Given the high incidence of urinary tract infections during pregnancy, prevention of this pathology is extremely important. Some clinicians believe it is appropriate to prescribe prophylactic courses of antibacterial therapy (1-3 days), while others dispute the appropriateness of this approach, considering the risk-benefit ratio of this therapy for the mother and fetus. Moreover, frequent, short-term administration of antibacterial drugs contributes to the development of microbial resistance, allergies, immune system impairment, dysbiosis, etc. Therefore, the widespread use of herbal remedies is recommended to prevent exacerbations of chronic pyelonephritis and cystitis. Practical recommendations: Thus, the use of modern herbal remedies, including those based on cranberry products, plays a significant role in the complex of preventive measures aimed at preventing recurrent urinary tract infections. Maintaining personal hygiene, a healthy regimen, a diet excluding spicy and salty foods, and engaging in therapeutic exercise are also mandatory. Every woman should be under the strict supervision of an obstetrician-gynecologist throughout her pregnancy, especially during the critical periods (22-28 weeks), when pyelonephritis in pregnant women most often manifests. Patients with kidney disease require regular follow-up with a general practitioner at a prenatal clinic, including regular screening. This facilitates the early detection of asymptomatic bacteriuria, the prevention of complications, and the timely initiation of treatment. The findings highlight the need for a comprehensive diagnostic approach to identifying and treating somatic and urogenital diseases in pregnant women. Identifying high-risk pregnant women will enable timely implementation of preventive measures aimed at preventing severe infectious complications, including urosepsis.

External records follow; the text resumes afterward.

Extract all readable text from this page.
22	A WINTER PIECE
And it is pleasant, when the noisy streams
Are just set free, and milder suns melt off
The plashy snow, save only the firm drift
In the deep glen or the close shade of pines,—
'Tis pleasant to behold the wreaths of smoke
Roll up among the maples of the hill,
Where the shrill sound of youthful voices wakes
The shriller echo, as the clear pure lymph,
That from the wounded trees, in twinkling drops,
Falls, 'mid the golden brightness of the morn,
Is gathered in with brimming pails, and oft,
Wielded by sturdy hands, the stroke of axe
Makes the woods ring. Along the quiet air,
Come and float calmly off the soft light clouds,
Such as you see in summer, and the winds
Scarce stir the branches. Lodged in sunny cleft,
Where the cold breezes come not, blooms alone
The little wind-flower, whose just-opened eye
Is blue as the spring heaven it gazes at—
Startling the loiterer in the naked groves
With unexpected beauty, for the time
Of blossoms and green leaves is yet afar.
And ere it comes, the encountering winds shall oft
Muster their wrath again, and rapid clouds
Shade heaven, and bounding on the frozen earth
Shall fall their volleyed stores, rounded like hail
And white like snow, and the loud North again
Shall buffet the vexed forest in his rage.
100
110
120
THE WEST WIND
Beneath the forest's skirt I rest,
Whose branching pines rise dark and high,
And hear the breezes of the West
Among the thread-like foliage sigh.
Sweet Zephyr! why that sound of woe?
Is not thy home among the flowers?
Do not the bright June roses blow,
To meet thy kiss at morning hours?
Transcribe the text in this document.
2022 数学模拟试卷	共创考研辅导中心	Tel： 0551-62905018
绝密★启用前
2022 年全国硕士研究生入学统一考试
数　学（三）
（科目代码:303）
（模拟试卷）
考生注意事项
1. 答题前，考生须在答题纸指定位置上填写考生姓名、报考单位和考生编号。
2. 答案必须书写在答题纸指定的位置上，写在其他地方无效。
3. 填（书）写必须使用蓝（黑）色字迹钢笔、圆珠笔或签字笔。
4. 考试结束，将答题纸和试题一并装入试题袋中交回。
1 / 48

Women who have had infectious or inflammatory urinary tract infections (including proteinuria, hematuria, pyuria, increased blood pressure, or edema) during pregnancy, as well as those who have experienced late toxicosis during previous pregnancies, should undergo careful examination and monitoring during all subsequent pregnancies, with mandatory therapeutic and preventive measures. Wider dissemination and implementation of complementary and alternative therapies into routine clinical practice is an effective method for reducing the incidence of inflammatory urinary tract infections during pregnancy.